LOADING AND FATE OF PESTICIDES, PHARMACEUTICALS, AND OTHER ORGANIC WASTEWATER COMPOUNDS ALONG A HYDROGEOCHEMICAL/LAND-USE GRADIENT

A hydrogeological/geochemical/land-use gradient was used to evaluate sources and processes controlling the fate of pesticides, active pharmaceutical ingredients (API), and organic wastewater compounds (OWC) in the Boulder Creek Watershed, Colorado. Two samplings were conducted along a 70 km reach of the snowmelt-driven hydrological system under high-flow (7.2 m³/s) and low-flow (1.6 m³/s) conditions. Boulder Creek originates at the Continental Divide (4120 m), flows through sparsely-populated mountains, passes through the city of Boulder (1600 m), and then flows through rural agricultural lands before emptying into St Vrain Creek (1480 m). As the stream reaches Boulder, the underlying geology changes from granitic bedrock to shale and sandstone, and the stream gradient abruptly changes from 34 m/km to 4 m/km. Samples were analyzed for 22 API, 47 OWC including ethylenediaminetetraacetic acid (EDTA) and nonylphenolethoxycarboxylic acids (NPEC), and 84 pesticides. Water composition ranged from pristine snowmelt to agriculture-impacted wastewater treatment plant (WWTP) effluent.
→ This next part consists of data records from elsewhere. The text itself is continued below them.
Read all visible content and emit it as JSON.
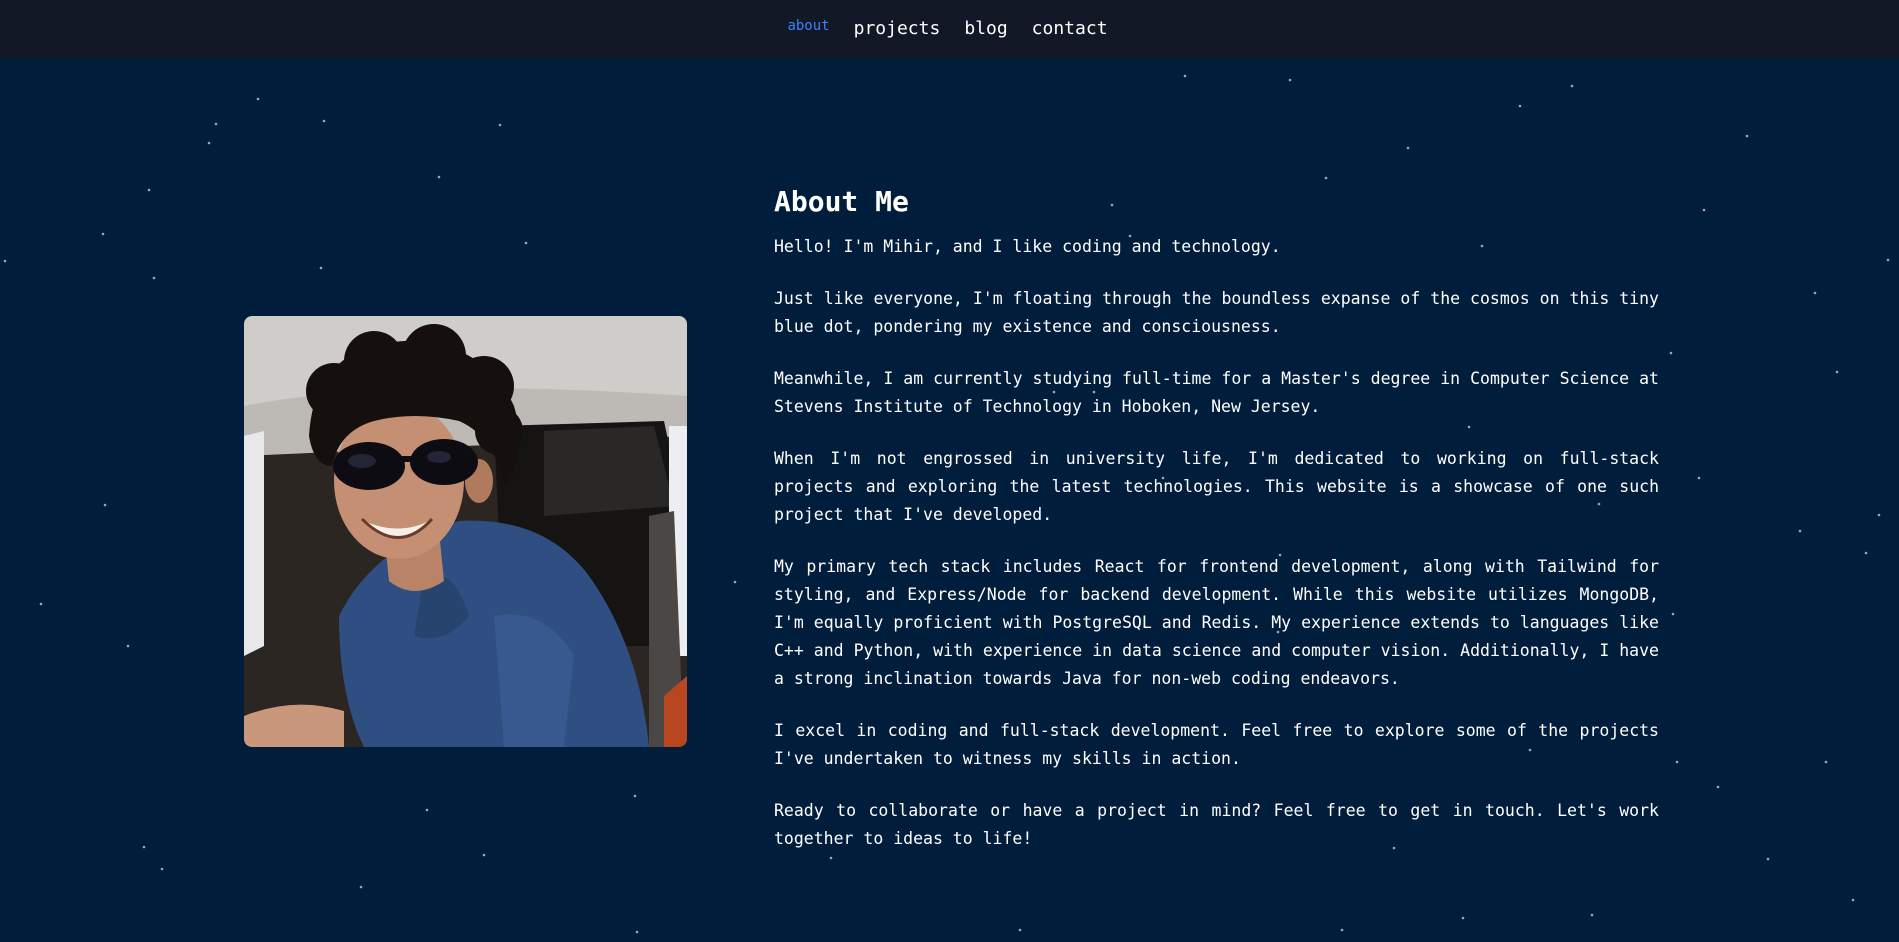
{
  "nav": {
    "items": [
      {
        "label": "about",
        "active": true
      },
      {
        "label": "projects",
        "active": false
      },
      {
        "label": "blog",
        "active": false
      },
      {
        "label": "contact",
        "active": false
      }
    ]
  },
  "about": {
    "title": "About Me",
    "paragraphs": [
      "Hello! I'm Mihir, and I like coding and technology.",
      "Just like everyone, I'm floating through the boundless expanse of the cosmos on this tiny blue dot, pondering my existence and consciousness.",
      "Meanwhile, I am currently studying full-time for a Master's degree in Computer Science at Stevens Institute of Technology in Hoboken, New Jersey.",
      "When I'm not engrossed in university life, I'm dedicated to working on full-stack projects and exploring the latest technologies. This website is a showcase of one such project that I've developed.",
      "My primary tech stack includes React for frontend development, along with Tailwind for styling, and Express/Node for backend development. While this website utilizes MongoDB, I'm equally proficient with PostgreSQL and Redis. My experience extends to languages like C++ and Python, with experience in data science and computer vision. Additionally, I have a strong inclination towards Java for non-web coding endeavors.",
      "I excel in coding and full-stack development. Feel free to explore some of the projects I've undertaken to witness my skills in action.",
      "Ready to collaborate or have a project in mind? Feel free to get in touch. Let's work together to ideas to life!"
    ]
  },
  "colors": {
    "background": "#001e3c",
    "topbar": "#121826",
    "nav_active": "#3b82f6",
    "text": "#ffffff"
  }
}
Eleven pesticides (atrazine, carbaryl, desethylatrazine, diazinon, dichlobenil, lindane, malathion, metolachlor, parathion-methyl, picloram, and prometon) were detected, with the highest concentrations and greatest abundance occurring in the agricultural portion of the watershed. API including prescription (cimetidine, codeine, diltiazem, sulfamethoxazole, trimethoprim) and non-prescription (acetaminophen, caffeine, dimethylxanthine, diphenhydramine, cotinine, ibuprofen) compounds were detected with the greatest frequency and highest concentrations (up to 0.33 ìg/L) downstream of WWTP discharges. The dominant OWC were EDTA (210 ìg/L maximum) and NPEC (300 ìg/L maximum) which occurred at concentrations 3 orders of magnitude greater that the API. Although present at similar concentrations in WWTP effluent, EDTA undergoes preferential in-stream degradation relative to NPEC, primarily due to photolytic degradation. The dynamic nature of the metal complexing agent EDTA in the stream environment has implications for the environmental fate of trace inorganic WWTP contaminants derived from human health care, such as the rare earth element gadolinium, by forming complexes that may modify their solution chemistry and transport behavior.